Having such external pressure to blend into the culture can be a positive thing, however, in that it makes it much easier to begin to acclimate to your new surroundings and make friends. If I were to behave in my fully-American way here in Italy, I don't think that I would have met nearly so many Italians. Having that kind of pressure forces me to become more culturally aware.

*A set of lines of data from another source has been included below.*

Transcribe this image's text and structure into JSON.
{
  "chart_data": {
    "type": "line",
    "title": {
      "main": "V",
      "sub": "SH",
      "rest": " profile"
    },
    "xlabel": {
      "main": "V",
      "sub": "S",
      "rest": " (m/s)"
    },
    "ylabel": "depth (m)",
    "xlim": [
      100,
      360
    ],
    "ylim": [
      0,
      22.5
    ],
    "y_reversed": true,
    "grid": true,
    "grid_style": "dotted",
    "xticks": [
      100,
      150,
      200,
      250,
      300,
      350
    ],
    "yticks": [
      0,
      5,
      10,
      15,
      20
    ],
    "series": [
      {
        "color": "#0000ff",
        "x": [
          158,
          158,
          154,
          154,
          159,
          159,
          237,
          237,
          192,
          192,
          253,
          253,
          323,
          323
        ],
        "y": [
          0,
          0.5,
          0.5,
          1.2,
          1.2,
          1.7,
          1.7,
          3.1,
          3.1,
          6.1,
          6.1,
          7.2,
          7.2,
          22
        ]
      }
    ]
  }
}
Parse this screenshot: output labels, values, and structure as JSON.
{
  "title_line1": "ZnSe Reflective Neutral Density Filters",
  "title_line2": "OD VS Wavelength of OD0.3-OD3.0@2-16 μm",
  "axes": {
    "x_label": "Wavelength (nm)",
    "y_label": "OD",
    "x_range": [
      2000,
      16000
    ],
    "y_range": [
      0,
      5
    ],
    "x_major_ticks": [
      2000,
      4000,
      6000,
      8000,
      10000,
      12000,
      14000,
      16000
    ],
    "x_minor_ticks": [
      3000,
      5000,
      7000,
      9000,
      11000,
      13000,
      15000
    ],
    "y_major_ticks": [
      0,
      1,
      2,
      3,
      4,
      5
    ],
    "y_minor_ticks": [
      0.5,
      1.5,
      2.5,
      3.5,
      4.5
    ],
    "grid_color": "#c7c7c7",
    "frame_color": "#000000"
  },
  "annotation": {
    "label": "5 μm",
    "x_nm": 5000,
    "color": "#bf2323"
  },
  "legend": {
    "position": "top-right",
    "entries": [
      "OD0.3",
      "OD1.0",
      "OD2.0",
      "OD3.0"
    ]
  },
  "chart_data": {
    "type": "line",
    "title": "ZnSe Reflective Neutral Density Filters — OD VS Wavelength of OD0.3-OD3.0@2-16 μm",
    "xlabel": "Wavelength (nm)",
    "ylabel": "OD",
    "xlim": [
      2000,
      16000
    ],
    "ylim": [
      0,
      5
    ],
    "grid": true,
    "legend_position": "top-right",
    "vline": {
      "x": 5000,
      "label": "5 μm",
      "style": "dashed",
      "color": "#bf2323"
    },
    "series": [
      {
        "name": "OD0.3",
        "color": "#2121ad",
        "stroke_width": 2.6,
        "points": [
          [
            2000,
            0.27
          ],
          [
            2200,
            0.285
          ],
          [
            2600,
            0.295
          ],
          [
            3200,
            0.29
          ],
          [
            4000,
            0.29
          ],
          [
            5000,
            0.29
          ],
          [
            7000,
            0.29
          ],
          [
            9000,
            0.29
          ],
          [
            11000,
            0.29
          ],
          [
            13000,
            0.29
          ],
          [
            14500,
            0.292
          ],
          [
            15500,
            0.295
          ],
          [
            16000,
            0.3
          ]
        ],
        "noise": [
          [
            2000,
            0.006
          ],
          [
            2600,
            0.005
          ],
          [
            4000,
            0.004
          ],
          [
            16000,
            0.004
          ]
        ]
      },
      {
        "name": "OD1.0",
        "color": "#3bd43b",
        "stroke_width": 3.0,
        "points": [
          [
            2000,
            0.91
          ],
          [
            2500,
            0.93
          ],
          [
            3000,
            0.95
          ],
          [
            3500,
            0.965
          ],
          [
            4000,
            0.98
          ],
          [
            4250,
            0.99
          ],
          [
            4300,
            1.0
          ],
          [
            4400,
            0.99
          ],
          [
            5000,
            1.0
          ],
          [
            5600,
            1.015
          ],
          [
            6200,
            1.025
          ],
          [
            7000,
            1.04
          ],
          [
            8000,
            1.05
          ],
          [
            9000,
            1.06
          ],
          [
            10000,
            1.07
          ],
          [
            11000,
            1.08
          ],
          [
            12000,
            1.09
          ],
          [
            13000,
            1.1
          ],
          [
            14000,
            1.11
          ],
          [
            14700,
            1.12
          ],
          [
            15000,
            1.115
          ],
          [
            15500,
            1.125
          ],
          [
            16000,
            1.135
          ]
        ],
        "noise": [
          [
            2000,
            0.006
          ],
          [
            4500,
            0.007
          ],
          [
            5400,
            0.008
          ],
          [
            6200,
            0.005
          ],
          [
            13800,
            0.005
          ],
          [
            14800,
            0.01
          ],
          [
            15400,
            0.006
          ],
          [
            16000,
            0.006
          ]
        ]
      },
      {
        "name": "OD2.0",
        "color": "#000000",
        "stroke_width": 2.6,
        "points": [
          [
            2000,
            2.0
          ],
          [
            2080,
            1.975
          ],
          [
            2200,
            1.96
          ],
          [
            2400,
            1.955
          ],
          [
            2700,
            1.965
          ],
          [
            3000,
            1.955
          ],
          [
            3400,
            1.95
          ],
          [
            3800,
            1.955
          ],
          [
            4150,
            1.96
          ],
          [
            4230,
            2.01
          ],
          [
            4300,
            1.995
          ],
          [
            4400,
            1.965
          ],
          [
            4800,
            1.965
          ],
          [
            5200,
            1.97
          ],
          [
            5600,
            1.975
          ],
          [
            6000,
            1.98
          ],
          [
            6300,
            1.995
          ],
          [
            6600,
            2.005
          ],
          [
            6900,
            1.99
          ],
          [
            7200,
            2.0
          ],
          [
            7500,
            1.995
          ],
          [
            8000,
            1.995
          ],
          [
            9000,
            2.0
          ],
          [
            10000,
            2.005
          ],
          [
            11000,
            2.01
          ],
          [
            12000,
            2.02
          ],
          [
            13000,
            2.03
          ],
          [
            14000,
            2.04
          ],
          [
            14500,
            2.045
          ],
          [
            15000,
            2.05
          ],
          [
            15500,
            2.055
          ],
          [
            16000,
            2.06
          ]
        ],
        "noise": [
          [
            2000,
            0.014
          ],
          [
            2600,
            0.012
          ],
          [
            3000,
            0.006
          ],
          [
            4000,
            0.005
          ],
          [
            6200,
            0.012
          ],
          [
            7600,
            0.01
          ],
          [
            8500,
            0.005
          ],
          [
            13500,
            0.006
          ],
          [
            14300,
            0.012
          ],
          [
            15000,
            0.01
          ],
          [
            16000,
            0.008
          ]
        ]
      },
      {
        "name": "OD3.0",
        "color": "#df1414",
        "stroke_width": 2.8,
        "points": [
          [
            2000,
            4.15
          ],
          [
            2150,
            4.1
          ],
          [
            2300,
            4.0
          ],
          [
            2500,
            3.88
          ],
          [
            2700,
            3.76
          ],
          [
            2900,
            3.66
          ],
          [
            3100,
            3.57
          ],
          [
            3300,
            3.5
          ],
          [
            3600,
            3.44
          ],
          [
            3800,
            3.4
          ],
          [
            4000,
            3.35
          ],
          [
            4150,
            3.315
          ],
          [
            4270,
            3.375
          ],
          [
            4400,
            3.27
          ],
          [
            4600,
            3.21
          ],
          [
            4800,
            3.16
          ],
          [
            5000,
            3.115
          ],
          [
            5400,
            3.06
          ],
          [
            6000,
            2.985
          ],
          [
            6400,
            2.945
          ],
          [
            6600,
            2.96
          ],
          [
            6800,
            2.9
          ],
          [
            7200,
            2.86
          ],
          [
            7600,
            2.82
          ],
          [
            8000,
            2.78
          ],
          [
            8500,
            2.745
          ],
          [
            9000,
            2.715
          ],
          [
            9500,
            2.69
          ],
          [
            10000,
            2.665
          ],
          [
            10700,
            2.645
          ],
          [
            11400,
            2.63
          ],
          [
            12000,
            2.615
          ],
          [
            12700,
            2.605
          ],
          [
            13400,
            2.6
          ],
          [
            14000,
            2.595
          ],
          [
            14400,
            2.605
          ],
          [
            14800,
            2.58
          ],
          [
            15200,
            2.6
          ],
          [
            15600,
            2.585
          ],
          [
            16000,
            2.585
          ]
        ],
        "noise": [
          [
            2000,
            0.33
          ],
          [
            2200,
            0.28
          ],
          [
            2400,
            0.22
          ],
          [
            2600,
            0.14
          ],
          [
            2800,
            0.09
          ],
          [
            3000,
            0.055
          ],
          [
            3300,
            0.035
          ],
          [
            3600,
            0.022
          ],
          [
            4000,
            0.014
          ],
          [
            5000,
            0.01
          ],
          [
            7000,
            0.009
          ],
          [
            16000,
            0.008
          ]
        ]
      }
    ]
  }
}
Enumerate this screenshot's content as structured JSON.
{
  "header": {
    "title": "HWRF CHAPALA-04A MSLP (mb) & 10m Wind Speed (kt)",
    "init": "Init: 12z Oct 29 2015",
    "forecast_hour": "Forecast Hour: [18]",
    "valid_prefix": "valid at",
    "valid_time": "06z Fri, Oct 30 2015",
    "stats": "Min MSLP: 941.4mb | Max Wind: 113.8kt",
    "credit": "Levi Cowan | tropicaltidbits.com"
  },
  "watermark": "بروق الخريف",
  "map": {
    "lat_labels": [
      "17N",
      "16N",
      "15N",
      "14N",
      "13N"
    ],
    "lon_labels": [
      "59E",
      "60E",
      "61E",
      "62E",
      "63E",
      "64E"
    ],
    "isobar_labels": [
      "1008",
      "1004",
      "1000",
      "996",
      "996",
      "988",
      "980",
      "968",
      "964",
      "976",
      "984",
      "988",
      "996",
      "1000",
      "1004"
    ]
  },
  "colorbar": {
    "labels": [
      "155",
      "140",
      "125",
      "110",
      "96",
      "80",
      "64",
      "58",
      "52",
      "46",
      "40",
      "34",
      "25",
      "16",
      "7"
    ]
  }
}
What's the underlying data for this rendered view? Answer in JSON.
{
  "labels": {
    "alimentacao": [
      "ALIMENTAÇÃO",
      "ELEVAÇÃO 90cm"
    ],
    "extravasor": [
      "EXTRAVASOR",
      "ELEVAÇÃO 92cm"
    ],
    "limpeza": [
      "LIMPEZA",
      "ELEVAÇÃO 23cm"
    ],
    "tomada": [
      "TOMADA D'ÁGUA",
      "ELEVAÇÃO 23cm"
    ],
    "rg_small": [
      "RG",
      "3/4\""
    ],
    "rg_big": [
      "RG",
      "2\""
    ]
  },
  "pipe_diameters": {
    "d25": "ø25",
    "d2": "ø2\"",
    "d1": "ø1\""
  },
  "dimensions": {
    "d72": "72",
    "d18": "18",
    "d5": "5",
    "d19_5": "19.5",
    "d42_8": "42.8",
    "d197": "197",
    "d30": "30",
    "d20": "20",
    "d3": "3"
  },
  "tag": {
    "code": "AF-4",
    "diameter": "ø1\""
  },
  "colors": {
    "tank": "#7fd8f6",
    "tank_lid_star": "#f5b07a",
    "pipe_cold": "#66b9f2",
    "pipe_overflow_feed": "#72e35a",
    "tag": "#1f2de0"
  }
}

There are honestly so many more observations and stories I could put down here, but the top four are the most prominent experiences that I have had this semester. What I have experienced abroad will probably be extremely different from what a woman of color or an older woman might experience while traveling alone. I don't speak for every woman, just from my own perspective. Traveling alone is really scary sometimes. And that fear can make it exhausting: you are on edge every hour of every day. Reading about the sexual assaults, kidnappings, and murders of female travelers doesn't make that fear any less at all. But, as with most things in life, f
ear cannot be stronger than willpower, or else life is not lived to the fullest. I would not be growing so much, meeting such interesting people, or seeing the beauty of this earth if I let that worry be all-consuming. I just felt like giving ya'll my take on the matter.